Is Brexit An Expat Pensions Bonus?

With Brexit uncertainty and a range of options available, pensions can be a source of concern and confusion. For expats, however, there are opportunities on offer.

Pensions are complex, yet often the cornerstone of a comfortable retirement. Today, with Brexit looming and more options than ever for what you can do with your funds, it is difficult to establish the best approach – there is no ‘one size fits all’ solution for expats.

Here, with the help of Jason Porter, director of expat financial advisers Blevins Franks, we take a look at current pension issues that could affect you. While there may be some cause for concern, expats could find opportunities ahead.

 

Pension Pinch

Around 15 million Britons have ‘final salary’ company pensions, where an employer guarantees to pay a fixed amount for the whole of retirement.
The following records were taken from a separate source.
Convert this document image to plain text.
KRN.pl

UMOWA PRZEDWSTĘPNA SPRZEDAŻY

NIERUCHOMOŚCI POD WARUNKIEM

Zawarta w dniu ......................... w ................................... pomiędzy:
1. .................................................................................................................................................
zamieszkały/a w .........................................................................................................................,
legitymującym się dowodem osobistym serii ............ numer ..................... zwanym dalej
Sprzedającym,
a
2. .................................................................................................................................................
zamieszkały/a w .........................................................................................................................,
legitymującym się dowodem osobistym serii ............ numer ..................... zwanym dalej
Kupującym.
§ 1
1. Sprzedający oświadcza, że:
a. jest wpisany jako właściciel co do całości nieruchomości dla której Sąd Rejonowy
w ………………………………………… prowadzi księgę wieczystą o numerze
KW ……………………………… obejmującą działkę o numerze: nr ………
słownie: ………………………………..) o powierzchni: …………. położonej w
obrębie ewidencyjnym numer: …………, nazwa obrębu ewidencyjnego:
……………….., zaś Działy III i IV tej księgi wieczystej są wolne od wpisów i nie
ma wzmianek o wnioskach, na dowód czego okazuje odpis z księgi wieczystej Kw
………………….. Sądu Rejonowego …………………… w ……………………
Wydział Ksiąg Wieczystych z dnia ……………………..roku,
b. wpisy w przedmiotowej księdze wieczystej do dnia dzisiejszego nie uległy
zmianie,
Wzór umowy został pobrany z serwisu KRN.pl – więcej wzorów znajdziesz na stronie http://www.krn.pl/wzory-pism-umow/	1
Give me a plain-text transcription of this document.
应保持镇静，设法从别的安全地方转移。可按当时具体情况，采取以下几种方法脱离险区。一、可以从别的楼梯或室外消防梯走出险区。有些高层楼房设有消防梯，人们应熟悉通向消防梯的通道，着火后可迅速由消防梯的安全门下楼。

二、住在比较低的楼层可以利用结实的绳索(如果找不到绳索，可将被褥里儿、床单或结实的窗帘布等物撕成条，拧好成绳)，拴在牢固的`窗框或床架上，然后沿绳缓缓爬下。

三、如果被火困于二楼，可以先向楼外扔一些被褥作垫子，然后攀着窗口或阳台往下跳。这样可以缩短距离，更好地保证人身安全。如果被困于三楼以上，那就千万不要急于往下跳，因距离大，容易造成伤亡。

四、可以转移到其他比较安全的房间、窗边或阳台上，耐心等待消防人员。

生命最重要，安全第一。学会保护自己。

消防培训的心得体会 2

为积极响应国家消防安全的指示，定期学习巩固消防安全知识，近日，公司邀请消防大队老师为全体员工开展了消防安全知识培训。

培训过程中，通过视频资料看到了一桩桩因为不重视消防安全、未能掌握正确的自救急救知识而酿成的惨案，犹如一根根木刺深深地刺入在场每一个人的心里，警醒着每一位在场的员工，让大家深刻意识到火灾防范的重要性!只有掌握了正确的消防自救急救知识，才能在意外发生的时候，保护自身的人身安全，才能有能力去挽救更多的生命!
Widely considered ‘golden’ pensions’, the income provided depends on salary and length of service, but is usually quite generous.

The bigger issue facing these pensions is how they are financed. The cost of providing them has soared as returns from the assets underpinning them – mostly UK bonds – have shrunk. With historically low interest rates and increased life expectancy, many companies face significant shortfalls in funding payments promised to members. Like BHS, with its £571 million pension deficit, companies with insurmountable deficits can fail alongside their pension schemes.

 

High Transfer Values

To offload pension liabilities, many companies are offering members large cash sums to leave. Calculated as a multiple of a member’s future pension payment, it is not unknown for pay-outs to double from 20x two years ago to 40x since the Brexit vote. In an extreme example, if you had a final salary of £30,000 per year, you may have been offered £600,000 two years ago – but £1.2 million today.

Although this example is unusual, even more modest sums could provide a retirement income that well exceeds the original annual payment. Today’s unusually high transfer values can outweigh the benefits of drawing a guaranteed pension for life, but professional advice is essential.

 

Expats, Tax & Pensions

Many expats benefit from reinvesting their UK pension funds into an arrangement that is more tax-efficient in their country of residence. Alternatively, you could transfer to a Qualifying Recognised Overseas Pension Scheme (QROPS) to unlock tax benefits where you live. This can also offer estate planning advantages. While most final salary pensions are payable to your spouse on death, QROPS and other arrangements offer the flexibility to include additional heirs and roll your wealth across generations.

These options can be advantageous, but tax benefits vary greatly between providers and jurisdictions. Taking regulated advice is crucial to determine if this approach is suitable for you, navigate your options and avoid pension scams.

 

Get Advice

As tempting as inflated pay-outs are, transferring from a final salary pension comes with risks and many members are better off staying where they are. An adviser can help you weigh up the advantages, disadvantages and long-term implications. For benefits worth over £30,000, the UK Financial Conduct Authority makes it compulsory to take regulated financial advice before transferring.

You should at least confirm your current transfer value and check if your scheme is at risk. The government’s Pension Protection Fund offers some protection but only compensates up to £33,678 a year at age 65, so if your pension offers more and your scheme is vulnerable, consider transferring.

 

Lower Pension Allowance

If your total UK pension savings (excluding the State Pension) are close to £1 million, you could breach the UK lifetime pension allowance. Anything you access over the limit is liable to 55% UK taxation when taken as a lump sum or 25% as income, even if you are resident in another country.

Calculating your lifetime allowance is complex and you could go over without realising it, for example through investment growth. Those close to or over the limit should consider HMRC ‘protection’ options or transferring to a QROPS before attracting further tax penalties. Once in a QROPS, funds are out of reach of lifetime allowance charges.

 

Window Of Opportunity

If you decide transferring is right for you, now may be the time to act. Some speculate that the UK government may change the rules to make withdrawals more difficult, or start taxing pension transfers for non-residents. While changes may not happen, if they do, there may be a limited time to transfer without penalties.